A raccoon hunter’s misdemeanor conviction was reversed Tuesday when appellate judges determined he wasn’t hunting or chasing wildlife when he retrieved his wandering dog from property where he didn’t have permission to hunt.
Jeremy Schath was convicted of Class C misdemeanor chasing wildlife on private property without the consent of the owner after the state amended an initial charge of hunting without permission during a bench trial before Decatur Superior Judge Matthew D. Bailey. The case is Jeremy Schath v. State of Indiana, 16A05-1308-CR-433.

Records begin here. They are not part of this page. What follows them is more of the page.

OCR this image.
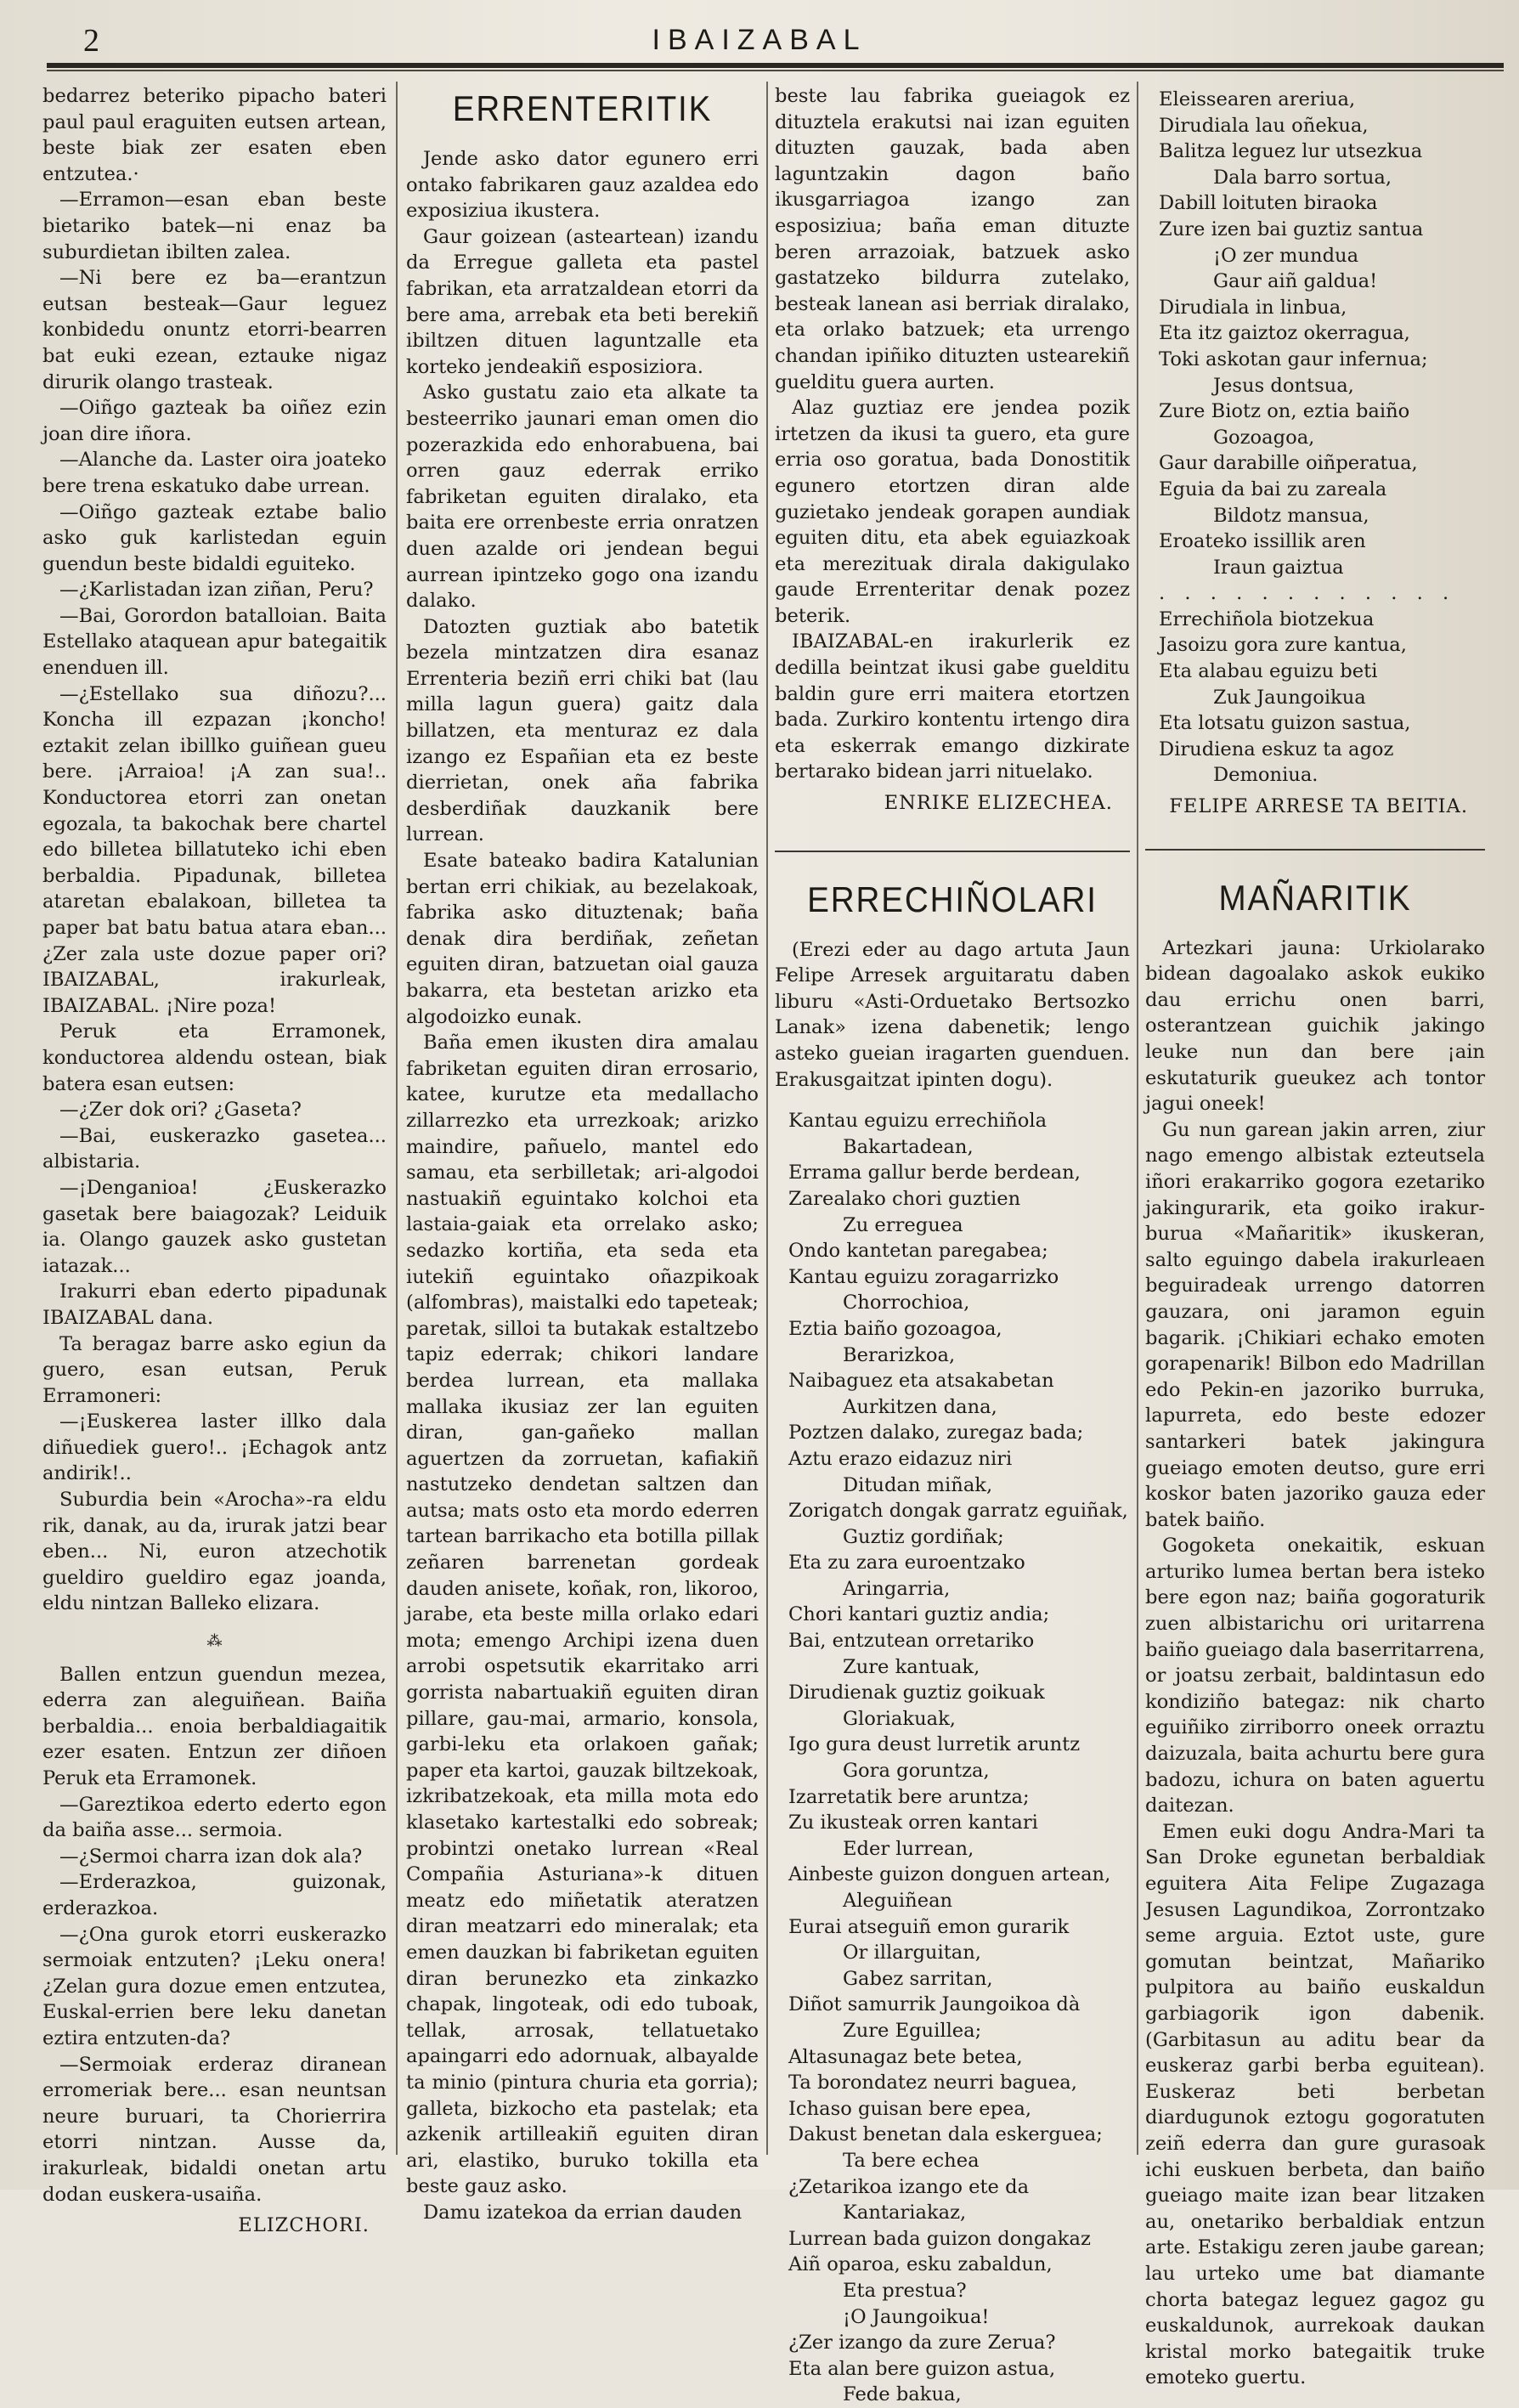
2	IBAIZABAL

bedarrez beteriko pipacho bateri paul paul eraguiten eutsen artean, beste biak zer esaten eben entzutea.·

—Erramon—esan eban beste bietariko batek—ni enaz ba suburdietan ibilten zalea.

—Ni bere ez ba—erantzun eutsan besteak—Gaur leguez konbidedu onuntz etorri-bearren bat euki ezean, eztauke nigaz dirurik olango trasteak.

—Oiñgo gazteak ba oiñez ezin joan dire iñora.

—Alanche da. Laster oira joateko bere trena eskatuko dabe urrean.

—Oiñgo gazteak eztabe balio asko guk karlistedan eguin guendun beste bidaldi eguiteko.

—¿Karlistadan izan ziñan, Peru?

—Bai, Gorordon batalloian. Baita Estellako ataquean apur bategaitik enenduen ill.

—¿Estellako sua diñozu?... Koncha ill ezpazan ¡koncho! eztakit zelan ibillko guiñean gueu bere. ¡Arraioa! ¡A zan sua!.. Konductorea etorri zan onetan egozala, ta bakochak bere chartel edo billetea billatuteko ichi eben berbaldia. Pipadunak, billetea ataretan ebalakoan, billetea ta paper bat batu batua atara eban... ¿Zer zala uste dozue paper ori? IBAIZABAL, irakurleak, IBAIZABAL. ¡Nire poza!

Peruk eta Erramonek, konductorea aldendu ostean, biak batera esan eutsen:

—¿Zer dok ori? ¿Gaseta?

—Bai, euskerazko gasetea... albistaria.

—¡Denganioa! ¿Euskerazko gasetak bere baiagozak? Leiduik ia. Olango gauzek asko gustetan iatazak...

Irakurri eban ederto pipadunak IBAIZABAL dana.

Ta beragaz barre asko egiun da guero, esan eutsan, Peruk Erramoneri:

—¡Euskerea laster illko dala diñuediek guero!.. ¡Echagok antz andirik!..

Suburdia bein «Arocha»-ra eldu rik, danak, au da, irurak jatzi bear eben... Ni, euron atzechotik gueldiro gueldiro egaz joanda, eldu nintzan Balleko elizara.

⁂

Ballen entzun guendun mezea, ederra zan aleguiñean. Baiña berbaldia... enoia berbaldiagaitik ezer esaten. Entzun zer diñoen Peruk eta Erramonek.

—Gareztikoa ederto ederto egon da baiña asse... sermoia.

—¿Sermoi charra izan dok ala?

—Erderazkoa, guizonak, erderazkoa.

—¿Ona gurok etorri euskerazko sermoiak entzuten? ¡Leku onera! ¿Zelan gura dozue emen entzutea, Euskal-errien bere leku danetan eztira entzuten-da?

—Sermoiak erderaz diranean erromeriak bere... esan neuntsan neure buruari, ta Chorierrira etorri nintzan. Ausse da, irakurleak, bidaldi onetan artu dodan euskera-usaiña.

ELIZCHORI.
ERRENTERITIK

Jende asko dator egunero erri ontako fabrikaren gauz azaldea edo exposiziua ikustera.

Gaur goizean (asteartean) izandu da Erregue galleta eta pastel fabrikan, eta arratzaldean etorri da bere ama, arrebak eta beti berekiñ ibiltzen dituen laguntzalle eta korteko jendeakiñ esposiziora.

Asko gustatu zaio eta alkate ta besteerriko jaunari eman omen dio pozerazkida edo enhorabuena, bai orren gauz ederrak erriko fabriketan eguiten diralako, eta baita ere orrenbeste erria onratzen duen azalde ori jendean begui aurrean ipintzeko gogo ona izandu dalako.

Datozten guztiak abo batetik bezela mintzatzen dira esanaz Errenteria beziñ erri chiki bat (lau milla lagun guera) gaitz dala billatzen, eta menturaz ez dala izango ez Españian eta ez beste dierrietan, onek aña fabrika desberdiñak dauzkanik bere lurrean.

Esate bateako badira Katalunian bertan erri chikiak, au bezelakoak, fabrika asko dituztenak; baña denak dira berdiñak, zeñetan eguiten diran, batzuetan oial gauza bakarra, eta bestetan arizko eta algodoizko eunak.

Baña emen ikusten dira amalau fabriketan eguiten diran errosario, katee, kurutze eta medallacho zillarrezko eta urrezkoak; arizko maindire, pañuelo, mantel edo samau, eta serbilletak; ari-algodoi nastuakiñ eguintako kolchoi eta lastaia-gaiak eta orrelako asko; sedazko kortiña, eta seda eta iutekiñ eguintako oñazpikoak (alfombras), maistalki edo tapeteak; paretak, silloi ta butakak estaltzebo tapiz ederrak; chikori landare berdea lurrean, eta mallaka mallaka ikusiaz zer lan eguiten diran, gan-gañeko mallan aguertzen da zorruetan, kafiakiñ nastutzeko dendetan saltzen dan autsa; mats osto eta mordo ederren tartean barrikacho eta botilla pillak zeñaren barrenetan gordeak dauden anisete, koñak, ron, likoroo, jarabe, eta beste milla orlako edari mota; emengo Archipi izena duen arrobi ospetsutik ekarritako arri gorrista nabartuakiñ eguiten diran pillare, gau-mai, armario, konsola, garbi-leku eta orlakoen gañak; paper eta kartoi, gauzak biltzekoak, izkribatzekoak, eta milla mota edo klasetako kartestalki edo sobreak; probintzi onetako lurrean «Real Compañia Asturiana»-k dituen meatz edo miñetatik ateratzen diran meatzarri edo mineralak; eta emen dauzkan bi fabriketan eguiten diran berunezko eta zinkazko chapak, lingoteak, odi edo tuboak, tellak, arrosak, tellatuetako apaingarri edo adornuak, albayalde ta minio (pintura churia eta gorria); galleta, bizkocho eta pastelak; eta azkenik artilleakiñ eguiten diran ari, elastiko, buruko tokilla eta beste gauz asko.

Damu izatekoa da errian dauden

beste lau fabrika gueiagok ez dituztela erakutsi nai izan eguiten dituzten gauzak, bada aben laguntzakin dagon baño ikusgarriagoa izango zan esposiziua; baña eman dituzte beren arrazoiak, batzuek asko gastatzeko bildurra zutelako, besteak lanean asi berriak diralako, eta orlako batzuek; eta urrengo chandan ipiñiko dituzten ustearekiñ guelditu guera aurten.

Alaz guztiaz ere jendea pozik irtetzen da ikusi ta guero, eta gure erria oso goratua, bada Donostitik egunero etortzen diran alde guzietako jendeak gorapen aundiak eguiten ditu, eta abek eguiazkoak eta merezituak dirala dakigulako gaude Errenteritar denak pozez beterik.

IBAIZABAL-en irakurlerik ez dedilla beintzat ikusi gabe guelditu baldin gure erri maitera etortzen bada. Zurkiro kontentu irtengo dira eta eskerrak emango dizkirate bertarako bidean jarri nituelako.

ENRIKE ELIZECHEA.
ERRECHIÑOLARI

(Erezi eder au dago artuta Jaun Felipe Arresek arguitaratu daben liburu «Asti-Orduetako Bertsozko Lanak» izena dabenetik; lengo asteko gueian iragarten guenduen. Erakusgaitzat ipinten dogu).

Kantau eguizu errechiñola
Bakartadean,
Errama gallur berde berdean,
Zarealako chori guztien
Zu erreguea
Ondo kantetan paregabea;
Kantau eguizu zoragarrizko
Chorrochioa,
Eztia baiño gozoagoa,
Berarizkoa,
Naibaguez eta atsakabetan
Aurkitzen dana,
Poztzen dalako, zuregaz bada;
Aztu erazo eidazuz niri
Ditudan miñak,
Zorigatch dongak garratz eguiñak,
Guztiz gordiñak;
Eta zu zara euroentzako
Aringarria,
Chori kantari guztiz andia;
Bai, entzutean orretariko
Zure kantuak,
Dirudienak guztiz goikuak
Gloriakuak,
Igo gura deust lurretik aruntz
Gora goruntza,
Izarretatik bere aruntza;
Zu ikusteak orren kantari
Eder lurrean,
Ainbeste guizon donguen artean,
Aleguiñean
Eurai atseguiñ emon gurarik
Or illarguitan,
Gabez sarritan,
Diñot samurrik Jaungoikoa dà
Zure Eguillea;
Altasunagaz bete betea,
Ta borondatez neurri baguea,
Ichaso guisan bere epea,
Dakust benetan dala eskerguea;
Ta bere echea
¿Zetarikoa izango ete da
Kantariakaz,
Lurrean bada guizon dongakaz
Aiñ oparoa, esku zabaldun,
Eta prestua?
¡O Jaungoikua!
¿Zer izango da zure Zerua?
Eta alan bere guizon astua,
Fede bakua,
Eleissearen areriua,
Dirudiala lau oñekua,
Balitza leguez lur utsezkua
Dala barro sortua,
Dabill loituten biraoka
Zure izen bai guztiz santua
¡O zer mundua
Gaur aiñ galdua!
Dirudiala in linbua,
Eta itz gaiztoz okerragua,
Toki askotan gaur infernua;
Jesus dontsua,
Zure Biotz on, eztia baiño
Gozoagoa,
Gaur darabille oiñperatua,
Eguia da bai zu zareala
Bildotz mansua,
Eroateko issillik aren
Iraun gaiztua
. . . . . . . . . . . .
Errechiñola biotzekua
Jasoizu gora zure kantua,
Eta alabau eguizu beti
Zuk Jaungoikua
Eta lotsatu guizon sastua,
Dirudiena eskuz ta agoz
Demoniua.
FELIPE ARRESE TA BEITIA.
MAÑARITIK

Artezkari jauna: Urkiolarako bidean dagoalako askok eukiko dau errichu onen barri, osterantzean guichik jakingo leuke nun dan bere ¡ain eskutaturik gueukez ach tontor jagui oneek!

Gu nun garean jakin arren, ziur nago emengo albistak ezteutsela iñori erakarriko gogora ezetariko jakingurarik, eta goiko irakur-burua «Mañaritik» ikuskeran, salto eguingo dabela irakurleaen beguiradeak urrengo datorren gauzara, oni jaramon eguin bagarik. ¡Chikiari echako emoten gorapenarik! Bilbon edo Madrillan edo Pekin-en jazoriko burruka, lapurreta, edo beste edozer santarkeri batek jakingura gueiago emoten deutso, gure erri koskor baten jazoriko gauza eder batek baiño.

Gogoketa onekaitik, eskuan arturiko lumea bertan bera isteko bere egon naz; baiña gogoraturik zuen albistarichu ori uritarrena baiño gueiago dala baserritarrena, or joatsu zerbait, baldintasun edo kondiziño bategaz: nik charto eguiñiko zirriborro oneek orraztu daizuzala, baita achurtu bere gura badozu, ichura on baten aguertu daitezan.

Emen euki dogu Andra-Mari ta San Droke egunetan berbaldiak eguitera Aita Felipe Zugazaga Jesusen Lagundikoa, Zorrontzako seme arguia. Eztot uste, gure gomutan beintzat, Mañariko pulpitora au baiño euskaldun garbiagorik igon dabenik. (Garbitasun au aditu bear da euskeraz garbi berba eguitean). Euskeraz beti berbetan diardugunok eztogu gogoratuten zeiñ ederra dan gure gurasoak ichi euskuen berbeta, dan baiño gueiago maite izan bear litzaken au, onetariko berbaldiak entzun arte. Estakigu zeren jaube garean; lau urteko ume bat diamante chorta bategaz leguez gagoz gu euskaldunok, aurrekoak daukan kristal morko bategaitik truke emoteko guertu.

Schath was raccoon hunting in November 2012 with the permission of the property owner when his dog wandered onto private property where Schath didn’t have permission to hunt. He put his gun down and retrieved the dog, which had cornered a raccoon in a drainage pipe.
“While we do not reweigh the credibility of witnesses or the evidence on appeal, we note that in the instant matter, no such ‘reweighing’ is necessary because all of the evidence in the record indicates that Schath entered the Coffee Tree Farms Property for the sole purpose of retrieving his dog, not for the purpose of chasing a raccoon,” Judge Cale Bradford wrote for the panel.
“As such, we conclude that the evidence presented before the trial court was insufficient to sustain Schath’s conviction for Class C misdemeanor chasing wildlife on private property without the consent of the landowner. Accordingly, we reverse Schath’s conviction.”